- Check Point says Zoom Vanity URL could’ve been manipulated in two ways
- Both the methods could’ve led to potential phishing attacks
- Zoom had earlier fixed a Zoomboming issue with Check Point’s help
Zoom along with the cybersecurity company Check Point has fixed an issue with its vanity URLs that could have potentially allowed hackers to manipulate meeting ID links for phishing purposes. If users had accepted or clicked on the particular malicious vanity URL, attackers could’ve possibly injected malware into the device to carry out a phishing attack. A vanity URL is described as a custom URL used by brands for marketing purposes. It essentially allows users to remember or find a specific page within the website, such as “http://[yourcompany.zoom.com].zoom.com.” According to Check Point, this vulnerability could’ve been manipulated in two ways.
The details about Zoom’s Vanity URL vulnerability fix were shared by Check Point in blog post on Thursday.
“This was a joint effort between Check Point and Zoom. Together, we’ve taken important steps to protect users of Zoom everywhere,” Network Research & Protection Group Manager at Check Point, Adi Ikan stated in the blog post.
Vanity URL vulnerability
As mentioned, the vulnerability could have allowed hackers to manipulate a vanity URL in two ways. The first way of targeting was via direct links. Check Point states that this would have allowed a hacker to directly change the Zoom invitation link that might be difficult to recognise by a person without “particular cyber-security training.”

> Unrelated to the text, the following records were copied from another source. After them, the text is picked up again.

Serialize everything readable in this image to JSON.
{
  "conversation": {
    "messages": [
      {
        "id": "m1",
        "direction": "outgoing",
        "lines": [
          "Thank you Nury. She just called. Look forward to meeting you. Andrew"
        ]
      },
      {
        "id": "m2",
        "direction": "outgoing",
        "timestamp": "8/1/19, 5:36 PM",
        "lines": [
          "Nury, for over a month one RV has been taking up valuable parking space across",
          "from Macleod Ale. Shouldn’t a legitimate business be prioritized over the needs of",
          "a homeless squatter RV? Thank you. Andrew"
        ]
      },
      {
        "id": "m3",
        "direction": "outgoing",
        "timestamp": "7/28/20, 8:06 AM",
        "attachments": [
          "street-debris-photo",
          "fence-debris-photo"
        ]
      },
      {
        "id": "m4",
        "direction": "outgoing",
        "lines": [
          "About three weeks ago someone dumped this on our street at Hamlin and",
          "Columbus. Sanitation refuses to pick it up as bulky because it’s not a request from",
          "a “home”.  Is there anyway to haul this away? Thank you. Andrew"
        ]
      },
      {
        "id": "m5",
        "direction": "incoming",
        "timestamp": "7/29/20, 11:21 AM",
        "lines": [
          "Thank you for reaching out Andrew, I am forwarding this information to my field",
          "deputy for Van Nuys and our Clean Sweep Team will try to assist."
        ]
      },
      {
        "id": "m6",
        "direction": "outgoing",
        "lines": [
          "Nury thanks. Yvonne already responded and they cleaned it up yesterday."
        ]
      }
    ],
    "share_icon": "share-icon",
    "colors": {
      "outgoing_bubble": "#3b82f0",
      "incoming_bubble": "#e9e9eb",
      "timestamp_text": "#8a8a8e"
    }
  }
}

The second way of targeting Zoom users was through dedicated Zoom Web interfaces. Some organisations have their own Zoom Web interface for conferences.
“A hacker could target such an interface and attempt to redirect a user to enter a meeting ID into the malicious Vanity URL rather than the actual or genuine Zoom web interface,” Check Point noted.
These two methods of manipulating vanity URLs would have allowed hackers to steal Zoom users’ data. The issue has been fixed by Zoom, according to Check Point.
Notably, the cybersecurity firm had worked with Zoom earlier in January to fix another potential vulnerability that could have allowed hackers to join a meeting uninvited (also known as Zoombombing). After Check Point pointed out the issue, Zoom introduced passwords by default for all future scheduled meetings.